Troppi emendamenti presentati al testo, e di carattere opposto: Pd e Pdl rischiano di spaccarsi sulla riforma che arriverà alla Camera il 26 luglio. In serata ci sarà un vertice con il ministro Quagliarello e i relatori di maggioranza, per trovare una soluzione. Ma il premier avrebbe già pronto un decreto legge, in caso di fallimento in aula
Sul finanziamento pubblico ai partiti non c’è ancora un accordo fra Pd e Pdl: gli emendamenti presentati la settimana scorsa sono tanti e troppo diversi tra loro per pensare che quando il testo arriverà in aula, fra quattro giorni (il 26 luglio), tutto si risolva senza intoppi. Il rischio che la maggioranza, già in fibrillazione, vada in cortocircuito sulla riforma è concreto. Per questo il governo ha deciso di prendere in pugno la situazione, tentando di serrare i ranghi e convocando, a sorpresa, un vertice di maggioranza (con il ministro Quagliariello e i relatori di maggioranza, tra gli altri).
L’obiettivo è cercare una linea comune. Anche se, secondo voci di corridoio, il premier Enrico Letta avrebbe già pronto un ‘piano B’, in caso di fallimento alla prova dell’Aula: un decreto legge per superare le divisioni ‘politiche’ su una legge troppo importante per il governo, soprattutto agli occhi dell’opinione pubblica. E c’è già chi, come l’ex tesoriere Ds Ugo Sposetti ha ironizzato sulla mossa dell’esecutivo: “Quando il governo è in difficoltà rispolvera il tema dell’abolizione del finanziamento pubblico, che piace alla gente anche se poi non è la risposta ai problemi”. Ma il problema, come ha spiegato lo stesso Quagliariello, è che non si può più “tergiversare“: il governo è sì “disponibile al confronto ma non per andare alle Calende Greche”. E infatti il premier Letta ha già fatto sapere che se non si sblocca l’impasse e non arriva il primo sì della Camera al ddl, il governo dopo l’estate presenterà un decreto.

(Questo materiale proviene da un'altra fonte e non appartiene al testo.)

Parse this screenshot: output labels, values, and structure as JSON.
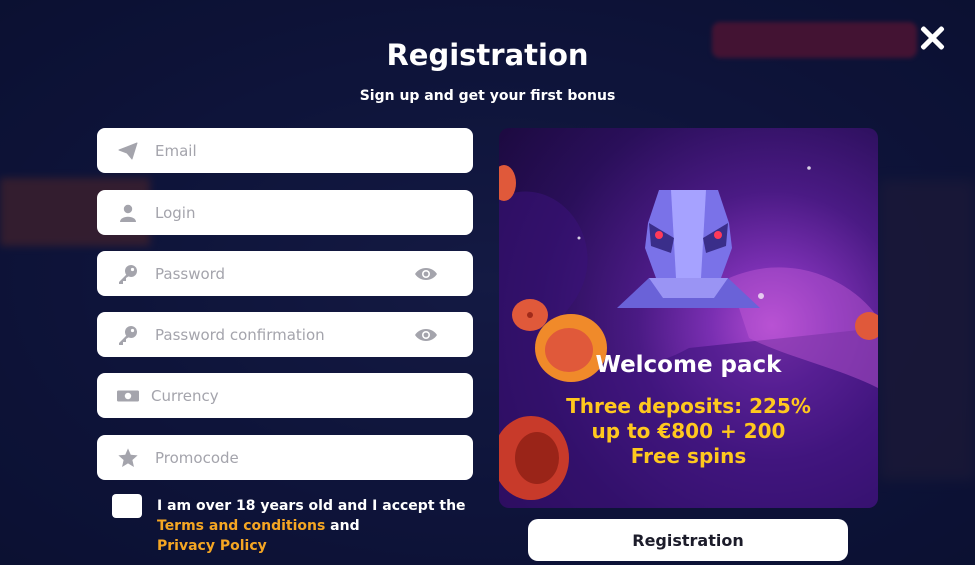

Al momento gli emendamenti (presentati da Pd-Pdl e Sc) sono oltre 150. Nella riunione serale si cercherà una mediazione su alcuni emendamenti condivisi, da presentare a firma dei relatori, o sul ritiro delle proposte di modifica più controverse. Per ora non c’è alcun coordinamento tra le correzioni proposte. Tant’è che, ad esempio, il Pd propone di rafforzare il meccanismo di finanziamento indiretto attraverso il due per mille dei cittadini, passando a una percentuale del 2,5 per mille; mentre il Pdl il due per mille vuole abolirlo. Così come vuole cancellare l’assegnazione di sedi e spazi tv da parte dello Stato ai partiti (punto sul quale convergono solo emendamenti a titolo personale dei renziani del Pd). Democrat e berlusconiani rischiano poi di scontrarsi duramente sulla prima parte del ddl a firma di Enrico Letta, che prevede le regole di democrazia interna ai partiti e i requisiti degli statuti. Da parte sua, il governo mantiene una posizione ferma sul principio dell’abolizione del finanziamento pubblico diretto ai partiti e il passaggio a un meccanismo di libera scelta dei cittadini. Mentre sullo sfondo si accalcano gli emendamenti del Movimento 5 stelle, che il finanziamento pubblico ai partiti vorrebbero abolirlo, tutto e subito. Mozione destinata probabilmente a cadere nel vuoto, ma che aumenta la confusione sull’argomento. E il rischio che il governo possa cadere in qualche pericoloso passo falso.